Let’s face it, these days we are all multi-taskers. As a result, eating has become something that happens as we walk down the street, drive in our cars, and watch TV. Even as I’m writing this, I am munching on baby carrots. We lack the ability to be mindful about how we are nourishing our bodies, a practice called mindfulness.
Research shows that those who do other things while eating tend to eat more, not just at that meal but at meals later in the day as well! Being distracted while eating can actually impair your digestive process and block out your body’s attempts at signaling that you’re full. Additionally, the faster you eat, the less opportunity you have to really taste and savor your food, leaving you emotionally dissatisfied and searching for more. If you are serious about taking control of your weight and keeping it off long term, it is important to get in touch with your body and to really take note of what’s happening each time you eat.
Hunger vs. Appetite
Did you know that “hunger” and “appetite” are actually two different things? The word “hunger” refers to your biological need for food. Your stomach is rumbling, your blood sugar is low and your hormone levels have shifted in a physiological response to the need for sustenance. The word “appetite” refers to your desire for food at any given time. This can be triggered by biological hunger, but usually it is triggered by an external stimulus: a McDonald’s commercial, driving past your favorite restaurant, or smelling something delicious baking in the oven. Appetite is the desire for food, not the need for it. The key to long-term weight control and a healthy relationship with food is learning to recognize the difference and developing the ability to control your response.
There is a new trend in weight loss therapy, though the practice has been around since the 1970’s. Mindfulness is a type of Cognitive Behavioral Therapy that has been used to treat everything from chronic pain and stress to over-eating. Mindfulness as it relates to eating is the practice of paying attention to your body and mind’s signals, not just while you are eating, but all the time. The idea is that by learning to tune into your body’s cues you can easily determine how much you “should” be eating. Eating mindfully means, ““eating slowly and paying close attention to the taste of food in your mouth plus the feel of food in your stomach.”*
Mindful eating is nearly impossible while multitasking. It is a skill that requires practice and attention, at least at first. “What does your food look like?”, “How does it feel in your mouth?”, “What does it taste like?”, “Are you really hungry for more or are you satisfied?” These are just some of the questions you might ask yourself if you are practicing mindfulness before and during a meal. At first, you might even write down your answers alongside a food journal and keep track of how you are feeling throughout the day. This practice can help you to examine your food intake as well as the emotions associated with it. Then you can start dealing with some of the real issues behind your overeating. And finally, move on to analyzing the types of foods you are choosing and whether those choices are having an effect on your overall well-being.
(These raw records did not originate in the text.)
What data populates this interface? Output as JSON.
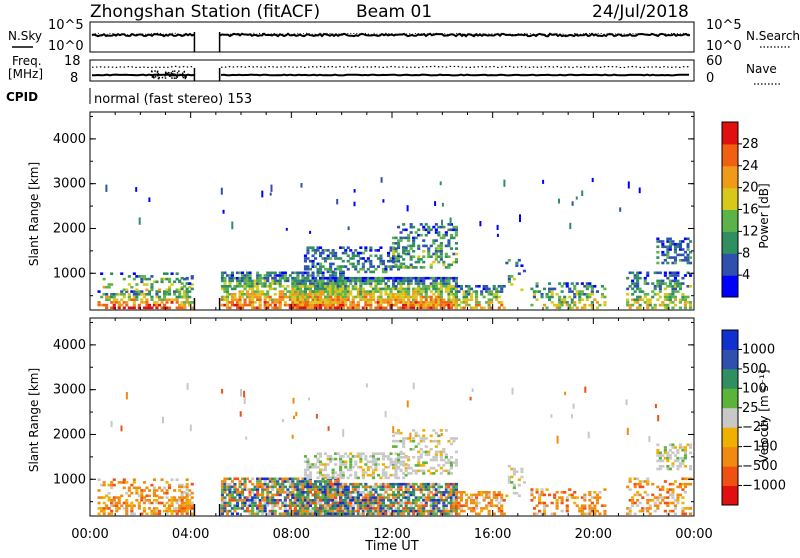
{
  "header": {
    "title": "Zhongshan Station (fitACF)",
    "beam": "Beam 01",
    "date": "24/Jul/2018"
  },
  "meta_panel": {
    "nsky_label": "N.Sky",
    "nsky_scale_top": "10^5",
    "nsky_scale_bottom": "10^0",
    "nsearch_label": "N.Search",
    "nsearch_scale_top": "10^5",
    "nsearch_scale_bottom": "10^0",
    "freq_label": "Freq.",
    "freq_unit": "[MHz]",
    "freq_scale_top": "18",
    "freq_scale_bottom": "8",
    "nave_label": "Nave",
    "nave_scale_top": "60",
    "nave_scale_bottom": "0",
    "cpid_label": "CPID",
    "cpid_value": "normal (fast stereo) 153"
  },
  "colors": {
    "power_scale": [
      "#0000ff",
      "#3050b0",
      "#2f8f60",
      "#5cb34a",
      "#d8c81a",
      "#f09a1a",
      "#f06010",
      "#e01010"
    ],
    "velocity_scale": [
      "#e01010",
      "#f05010",
      "#f08a10",
      "#f0b000",
      "#c8c8c8",
      "#5bb33a",
      "#2f8f60",
      "#3050b0",
      "#1030d0"
    ]
  },
  "chart_data": [
    {
      "type": "heatmap",
      "title": "",
      "xlabel": "",
      "ylabel": "Slant Range [km]",
      "x_ticks": [
        "00:00",
        "04:00",
        "08:00",
        "12:00",
        "16:00",
        "20:00",
        "00:00"
      ],
      "y_ticks": [
        "1000",
        "2000",
        "3000",
        "4000"
      ],
      "ylim": [
        180,
        4600
      ],
      "colorbar": {
        "label": "Power [dB]",
        "ticks": [
          "4",
          "8",
          "12",
          "16",
          "20",
          "24",
          "28"
        ]
      },
      "data_gap_hours": [
        4.15,
        5.15
      ]
    },
    {
      "type": "heatmap",
      "title": "",
      "xlabel": "Time UT",
      "ylabel": "Slant Range [km]",
      "x_ticks": [
        "00:00",
        "04:00",
        "08:00",
        "12:00",
        "16:00",
        "20:00",
        "00:00"
      ],
      "y_ticks": [
        "1000",
        "2000",
        "3000",
        "4000"
      ],
      "ylim": [
        180,
        4600
      ],
      "colorbar": {
        "label": "Velocity [m s⁻¹]",
        "ticks": [
          "1000",
          "500",
          "100",
          "25",
          "−25",
          "−100",
          "−500",
          "−1000"
        ]
      },
      "data_gap_hours": [
        4.15,
        5.15
      ]
    }
  ]
}
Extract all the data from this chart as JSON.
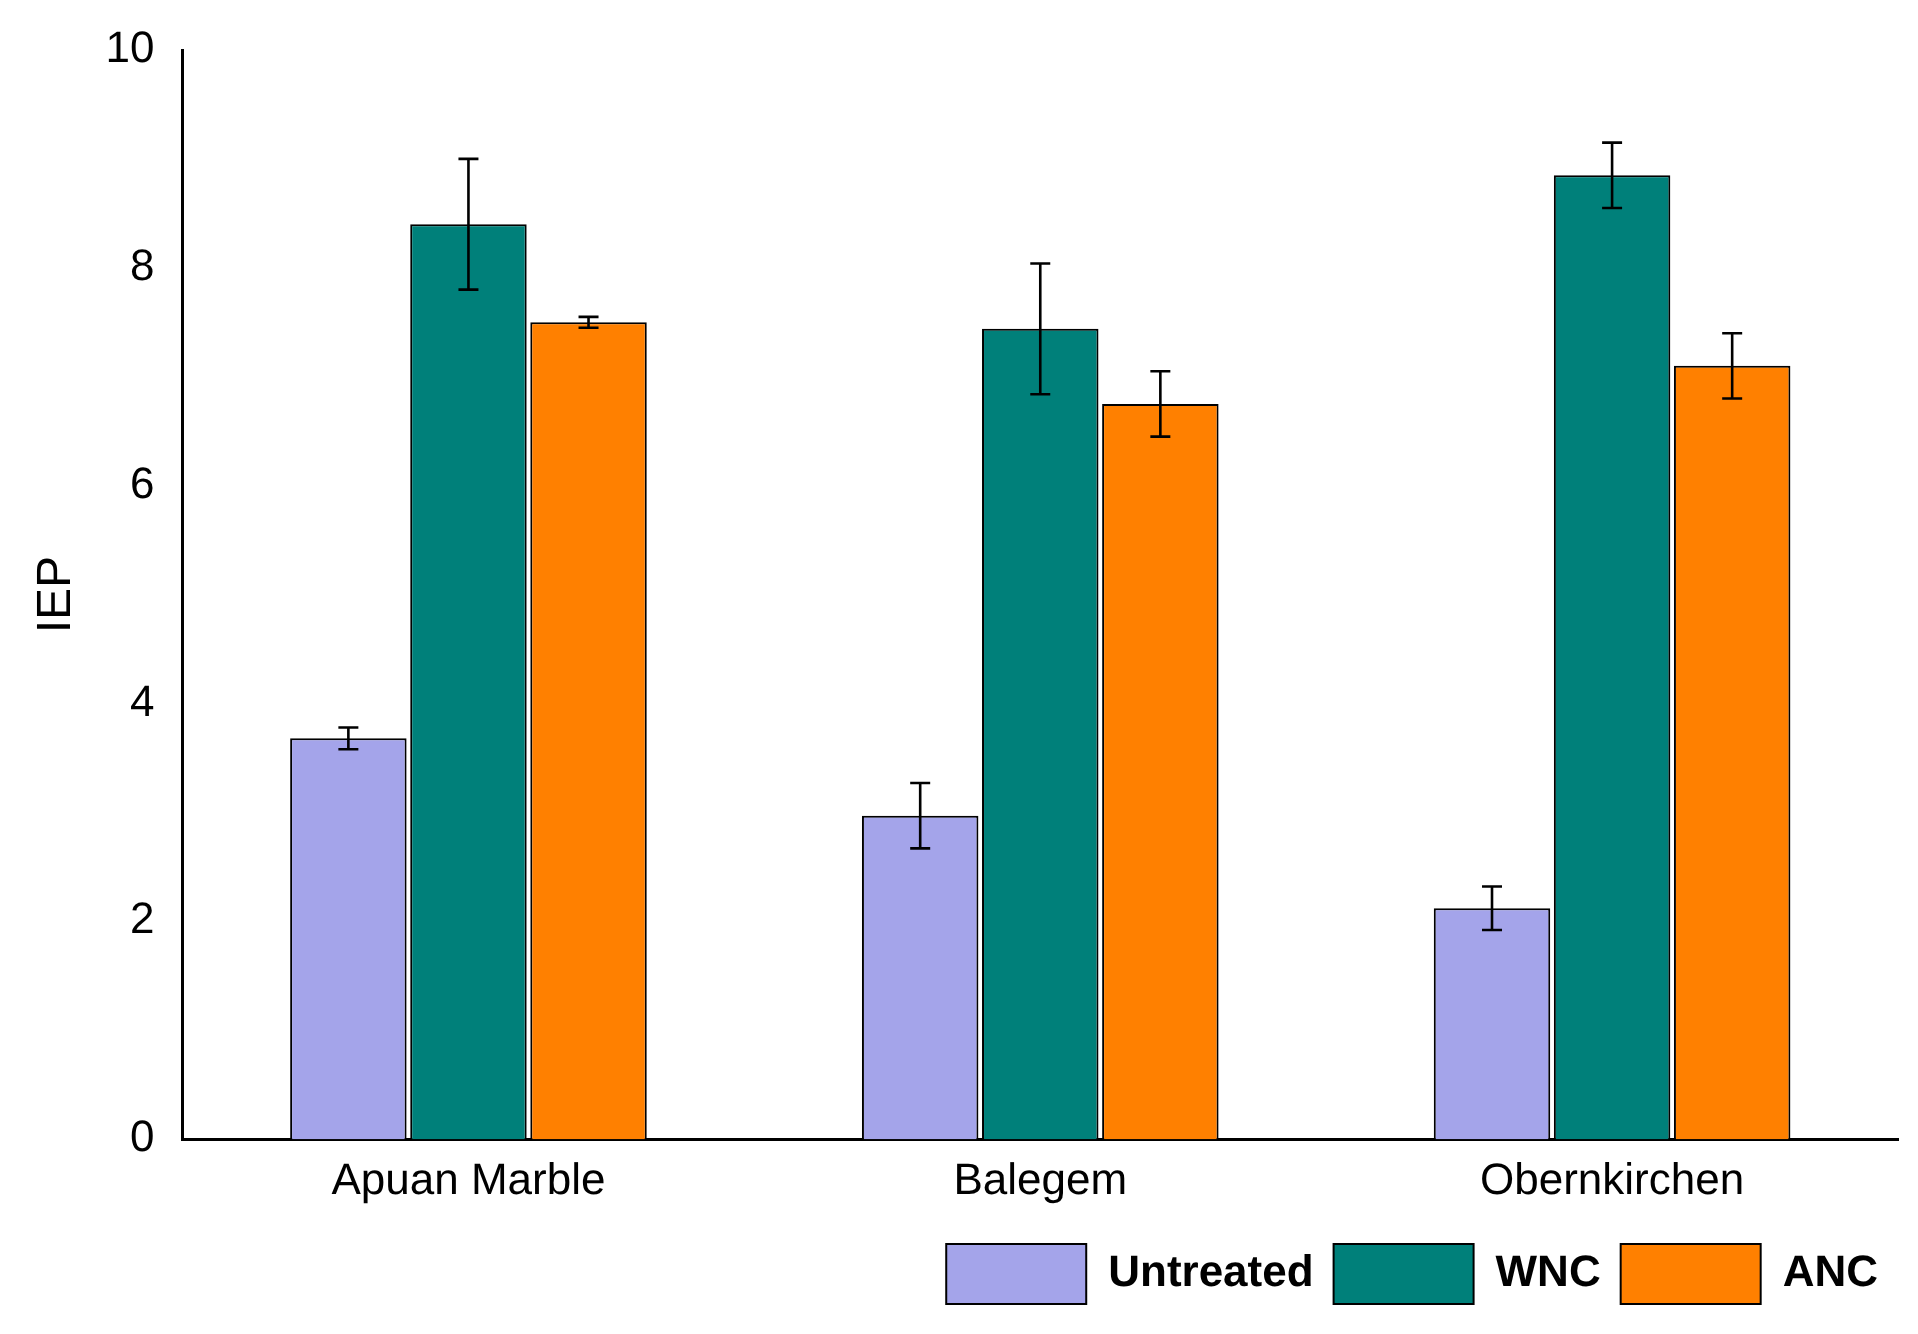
{
  "chart_data": {
    "type": "bar",
    "ylabel": "IEP",
    "categories": [
      "Apuan Marble",
      "Balegem",
      "Obernkirchen"
    ],
    "series": [
      {
        "name": "Untreated",
        "color": "#a4a4ea",
        "values": [
          3.68,
          2.97,
          2.12
        ],
        "errors": [
          0.1,
          0.3,
          0.2
        ]
      },
      {
        "name": "WNC",
        "color": "#00807a",
        "values": [
          8.4,
          7.44,
          8.85
        ],
        "errors": [
          0.6,
          0.6,
          0.3
        ]
      },
      {
        "name": "ANC",
        "color": "#ff8000",
        "values": [
          7.5,
          6.75,
          7.1
        ],
        "errors": [
          0.05,
          0.3,
          0.3
        ]
      }
    ],
    "ylim": [
      0,
      10
    ],
    "yticks": [
      0,
      2,
      4,
      6,
      8,
      10
    ],
    "grid": false,
    "legend": "bottom"
  }
}
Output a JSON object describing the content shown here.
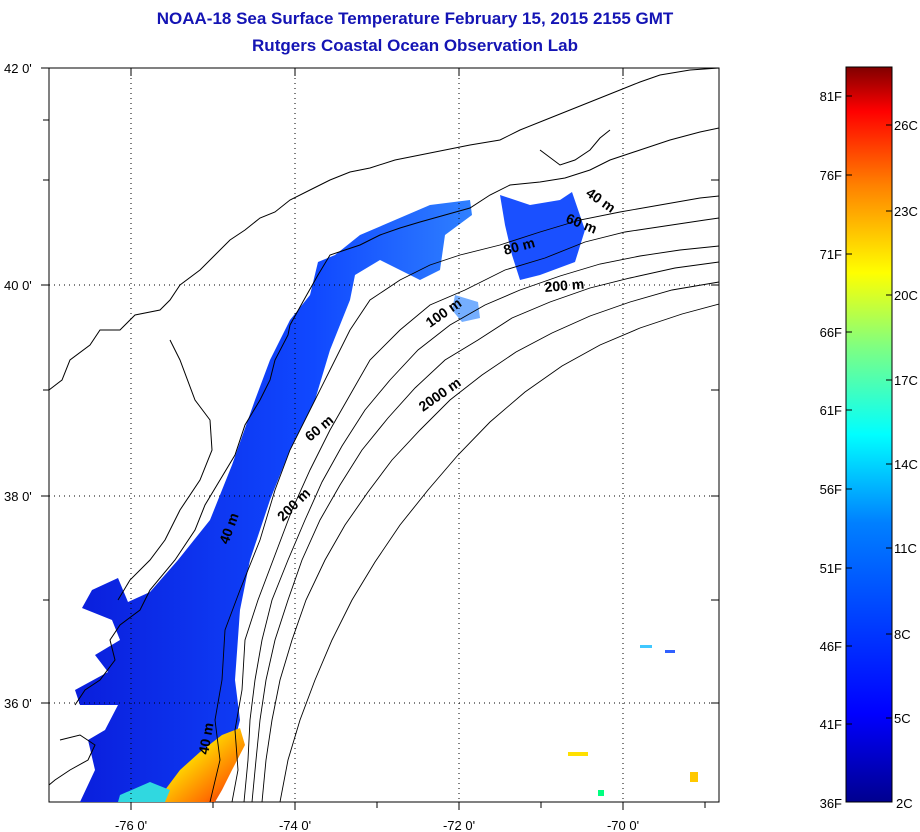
{
  "title": {
    "line1": "NOAA-18 Sea Surface Temperature February 15, 2015 2155 GMT",
    "line2": "Rutgers Coastal Ocean Observation Lab"
  },
  "map": {
    "latitude_labels": [
      "42 0'",
      "40 0'",
      "38 0'",
      "36 0'"
    ],
    "longitude_labels": [
      "-76 0'",
      "-74 0'",
      "-72 0'",
      "-70 0'"
    ],
    "contour_labels": [
      "40 m",
      "60 m",
      "80 m",
      "200 m",
      "100 m",
      "2000 m",
      "60 m",
      "200 m",
      "40 m",
      "40 m"
    ],
    "grid": "dotted",
    "land_color": "#ffffff",
    "coastline_color": "#000000"
  },
  "colorbar": {
    "fahrenheit_labels": [
      "81F",
      "76F",
      "71F",
      "66F",
      "61F",
      "56F",
      "51F",
      "46F",
      "41F",
      "36F"
    ],
    "celsius_labels": [
      "26C",
      "23C",
      "20C",
      "17C",
      "14C",
      "11C",
      "8C",
      "5C",
      "2C"
    ],
    "colors_bottom_to_top": [
      "#00008f",
      "#0000ff",
      "#0080ff",
      "#00ffff",
      "#80ff80",
      "#ffff00",
      "#ff8000",
      "#ff0000",
      "#800000"
    ]
  }
}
Weight loss and maintenance is a multi-stage process that requires a lot of self reflection. Fad diets will never get to the root of the problem, they are only a temporary, and potentially harmful, fix. Mindfulness and the idea of having this inner monologue surrounding food is something that really resonated with me, and I think it can be a very powerful tool in overcoming eating issues of all kinds.
Highly Recommended Read
Because I was so interested in mindfulness, I sought out more materials on the subject. I came across a great book entitled, *The Appetite Awareness Workbook: How to Listen to Your Body and Overcome Bingeing, Overeating, and Obsession with Food. It is a wonderful resource for anyone who has ever had issues with food, whether over or under consuming. I highly recommend spending some time with it if you find yourself struggling to get a handle on what “normal” eating habits look like. It has plenty of exercises and worksheets and really wonderful insights on how to get rid of that “obsession”.